This Is Why It’s Called Fiction

The quote below is from Chapter 3 of Ruthless – The Blackwell Files Book 2. It is a book of fiction by author Steve Freeman. He says this series of novels are from “his firsthand knowledge of military service, the tech industry, and the diverse cultures of our world”.

After a bit of research and the purchase of a masterfully-produced set of faked credentials, (the killer) used the forged documents and a Visa gift card to buy a used Smith & Wesson through one online retailer, and a compatible silencer via a different online site. (The killer) had the purchases shipped to an abandoned house, allowing for a an anonymous, nighttime pickup of both items.

While our enemies in the gun prohibitionist movement would like to believe the above is reality, it is utter fiction. You know it, I know it, and the author of the book hopefully knew it.

Unless it was an intrastate transaction, firearm sales go through a FFL and get a NICS check before delivery to the purchaser. As to the silencer, you are looking at a $200 tax stamp plus a generously estimated 6 month wait for the background check. You also have to submit photos.

10 thoughts on “This Is Why It’s Called Fiction”

  1. I get very frustrated about this type of thing. I think it is irresponsible. The average Joe, reading a work of fiction assumes that the background is real. He understands that the action generally isn't and he may understand that the criminal masterminds and heroes are caricatures of the real (lesser) thing, but he assumes that the laws, the neighborhoods, etc pretty much mirror what is going on in his life.

    Michael Connelly, an author who I really enjoy, is constantly throwing in random bits about people (always the suspects) who don't have a permit to own their gun, in spite of the fact that no permit is required, even in California, to own a handgun. The police are constantly checking to see if their target has any "registered" handguns. It is written to present registration and permits in the best possible light as a great tool for law enforcement.

    I see this from many other authors and frequently in movies. I have to assume that either the writers are ignorant and assuming things to be the way they think they are; or anti-gun and maliciously including life the way they would like it to be.

    1. You make a very good point here. Would you contact the author, if possible, and point out the mistake?
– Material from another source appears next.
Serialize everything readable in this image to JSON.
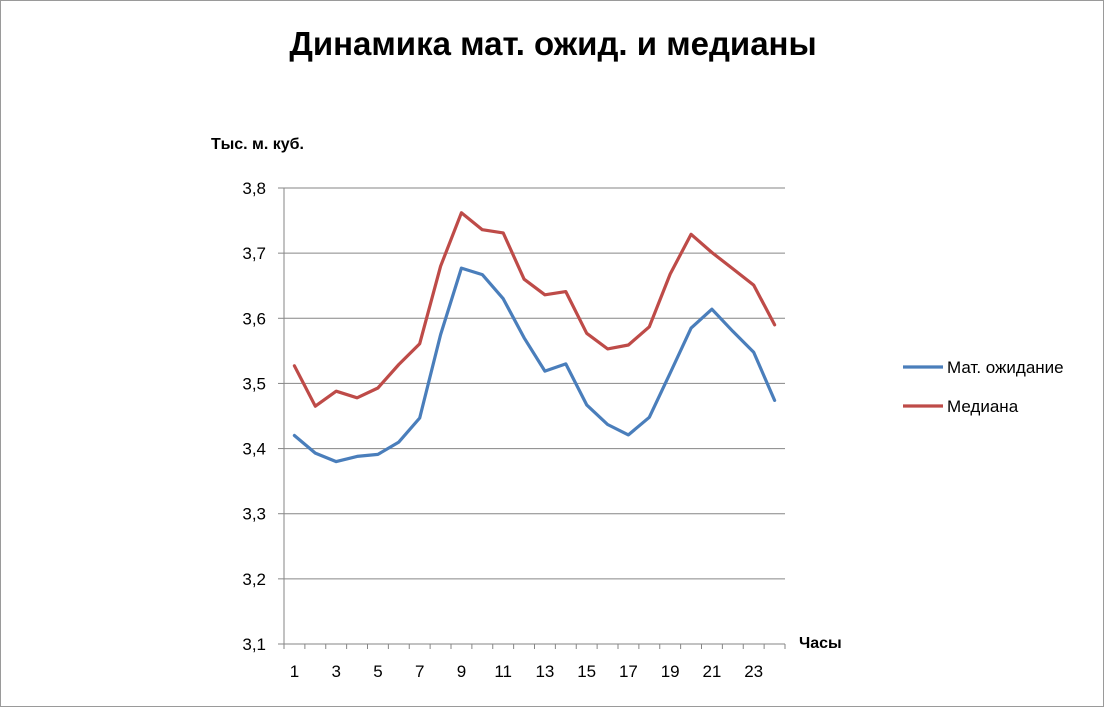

Or just let it be and assume that they are anti-gun?

  2. Every television show you see — even ones set in places like Colorado (Last Man Standing) or Wyoming (the execrable Longmont) — yammer about people having to have permits to buy guns, about "tracing" guns (like they have some master database) with "registrations" and "ballistic data". The media wants to set up the narrative that you do, so that one day, when they government-media complex becomes powerful enough, permits really ARE required to buy a gun, the average vacuum-head who has never touched a gun in its life will not know any different.

  3. To be fair, there was a fellow who stole another guy's identity in Florida and bought some guns, but he didn't ship them anonymously to an abandoned house, he went to a store and passed the check.